Avoid cancellation in summations
The LogBinomialCoefficient sum will suffer from cancellation:
// Sum for values that could overflow. double logSum = 0; // n! / (n - k)! for (int i = n - k + 1; i <= n; i++) { logSum += Math.log(i); } // Divide by k! for (int i = 2; i <= k; i++) { logSum -= Math.log(i); } return logSum;
The divide by k! should be summed separately and subtracted as a single sum. This could be performed using the LogFactorial class which can cache results for reuse.
Use the gamma functions
Note: The combinatorics package depends on the gamma package. The factorial can be computed using the gamma function:
n! = gamma(n+1)
This is used in the LogFactorial class which delegates to LogGamma.

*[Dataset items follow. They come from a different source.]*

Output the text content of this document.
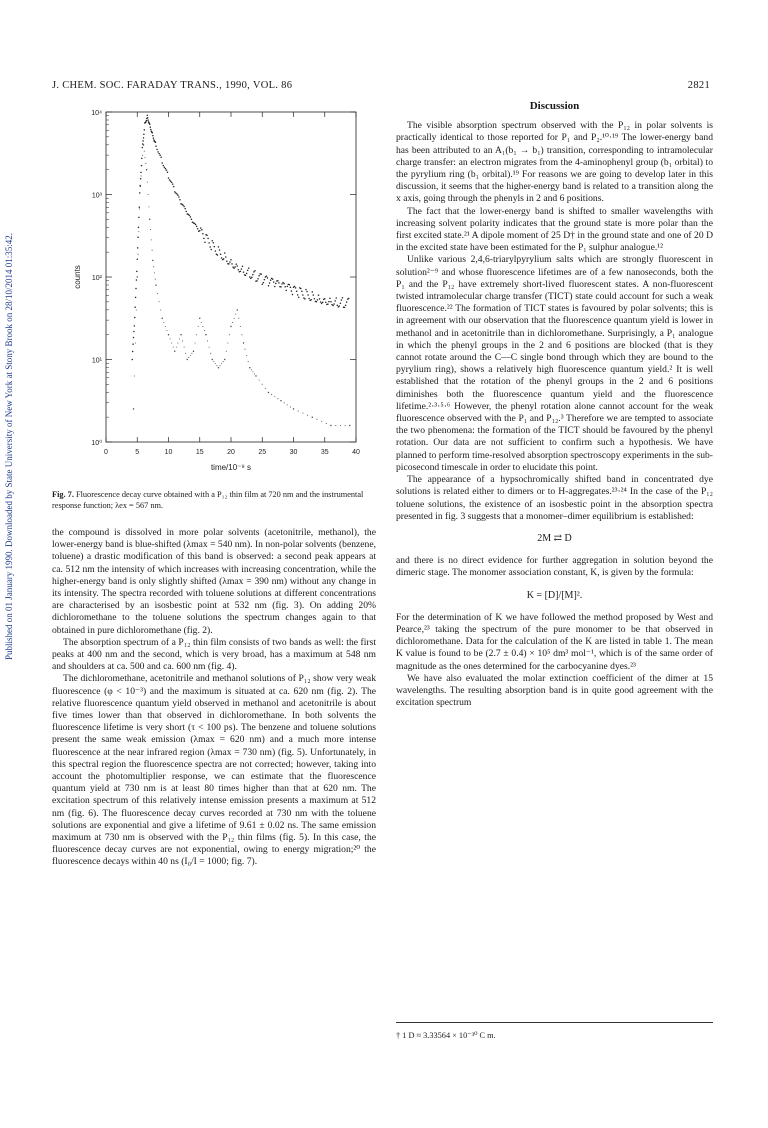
J. CHEM. SOC. FARADAY TRANS., 1990, VOL. 86	2821
Published on 01 January 1990. Downloaded by State University of New York at Stony Brook on 28/10/2014 01:35:42.	0	5	10	15	20	25	30	35	40
10⁰
10¹
10²
10³
10⁴
time/10⁻⁹ s
counts
Fig. 7. Fluorescence decay curve obtained with a P₁₂ thin film at 720 nm and the instrumental response function; λex = 567 nm.

the compound is dissolved in more polar solvents (acetonitrile, methanol), the lower-energy band is blue-shifted (λmax = 540 nm). In non-polar solvents (benzene, toluene) a drastic modification of this band is observed: a second peak appears at ca. 512 nm the intensity of which increases with increasing concentration, while the higher-energy band is only slightly shifted (λmax = 390 nm) without any change in its intensity. The spectra recorded with toluene solutions at different concentrations are characterised by an isosbestic point at 532 nm (fig. 3). On adding 20% dichloromethane to the toluene solutions the spectrum changes again to that obtained in pure dichloromethane (fig. 2).

The absorption spectrum of a P₁₂ thin film consists of two bands as well: the first peaks at 400 nm and the second, which is very broad, has a maximum at 548 nm and shoulders at ca. 500 and ca. 600 nm (fig. 4).

The dichloromethane, acetonitrile and methanol solutions of P₁₂ show very weak fluorescence (φ < 10⁻³) and the maximum is situated at ca. 620 nm (fig. 2). The relative fluorescence quantum yield observed in methanol and acetonitrile is about five times lower than that observed in dichloromethane. In both solvents the fluorescence lifetime is very short (τ < 100 ps). The benzene and toluene solutions present the same weak emission (λmax = 620 nm) and a much more intense fluorescence at the near infrared region (λmax = 730 nm) (fig. 5). Unfortunately, in this spectral region the fluorescence spectra are not corrected; however, taking into account the photomultiplier response, we can estimate that the fluorescence quantum yield at 730 nm is at least 80 times higher than that at 620 nm. The excitation spectrum of this relatively intense emission presents a maximum at 512 nm (fig. 6). The fluorescence decay curves recorded at 730 nm with the toluene solutions are exponential and give a lifetime of 9.61 ± 0.02 ns. The same emission maximum at 730 nm is observed with the P₁₂ thin films (fig. 5). In this case, the fluorescence decay curves are not exponential, owing to energy migration;²⁰ the fluorescence decays within 40 ns (I₀/I = 1000; fig. 7).

Discussion

The visible absorption spectrum observed with the P₁₂ in polar solvents is practically identical to those reported for P₁ and P₂.¹⁰·¹⁹ The lower-energy band has been attributed to an A₁(b₁ → b₁) transition, corresponding to intramolecular charge transfer: an electron migrates from the 4-aminophenyl group (b₁ orbital) to the pyrylium ring (b₁ orbital).¹⁹ For reasons we are going to develop later in this discussion, it seems that the higher-energy band is related to a transition along the x axis, going through the phenyls in 2 and 6 positions.

The fact that the lower-energy band is shifted to smaller wavelengths with increasing solvent polarity indicates that the ground state is more polar than the first excited state.²¹ A dipole moment of 25 D† in the ground state and one of 20 D in the excited state have been estimated for the P₁ sulphur analogue.¹²

Unlike various 2,4,6-triarylpyrylium salts which are strongly fluorescent in solution²⁻⁹ and whose fluorescence lifetimes are of a few nanoseconds, both the P₁ and the P₁₂ have extremely short-lived fluorescent states. A non-fluorescent twisted intramolecular charge transfer (TICT) state could account for such a weak fluorescence.²² The formation of TICT states is favoured by polar solvents; this is in agreement with our observation that the fluorescence quantum yield is lower in methanol and in acetonitrile than in dichloromethane. Surprisingly, a P₁ analogue in which the phenyl groups in the 2 and 6 positions are blocked (that is they cannot rotate around the C—C single bond through which they are bound to the pyrylium ring), shows a relatively high fluorescence quantum yield.² It is well established that the rotation of the phenyl groups in the 2 and 6 positions diminishes both the fluorescence quantum yield and the fluorescence lifetime.²·³·⁵·⁶ However, the phenyl rotation alone cannot account for the weak fluorescence observed with the P₁ and P₁₂.³ Therefore we are tempted to associate the two phenomena: the formation of the TICT should be favoured by the phenyl rotation. Our data are not sufficient to confirm such a hypothesis. We have planned to perform time-resolved absorption spectroscopy experiments in the sub-picosecond timescale in order to elucidate this point.

The appearance of a hypsochromically shifted band in concentrated dye solutions is related either to dimers or to H-aggregates.²³·²⁴ In the case of the P₁₂ toluene solutions, the existence of an isosbestic point in the absorption spectra presented in fig. 3 suggests that a monomer–dimer equilibrium is established:

2M ⇄ D

and there is no direct evidence for further aggregation in solution beyond the dimeric stage. The monomer association constant, K, is given by the formula:

K = [D]/[M]².

For the determination of K we have followed the method proposed by West and Pearce,²³ taking the spectrum of the pure monomer to be that observed in dichloromethane. Data for the calculation of the K are listed in table 1. The mean K value is found to be (2.7 ± 0.4) × 10⁵ dm³ mol⁻¹, which is of the same order of magnitude as the ones determined for the carbocyanine dyes.²³

We have also evaluated the molar extinction coefficient of the dimer at 15 wavelengths. The resulting absorption band is in quite good agreement with the excitation spectrum

† 1 D ≈ 3.33564 × 10⁻³⁰ C m.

The binomial coefficient can be computed using the beta function:
n! gamma(n+1) gamma(k+1) * gamma(n-k+1) --------- = ------------------------- = 1 / ------------------------- k! (n-k)! gamma(k+1) * gamma(n-k+1) gamma(n+1) = 1 / (k * beta(k, n-k+1)) = 1 / ((n-k) * beta(k+1, n-k)) beta(a, b) = gamma(a) * gamma(b) / gamma(a+b)
Note: In converting the Boost beta function implementation (NUMBERS-181) I have tested using the beta function to compute the binomial coefficient. It is not more accurate than using the current implementation within a loop to compute the multiplication of terms.
I have not tested using LogBeta to compute the LogBinomialCoefficient. The accuracy of this should be checked against using the current summation of logs within a loop.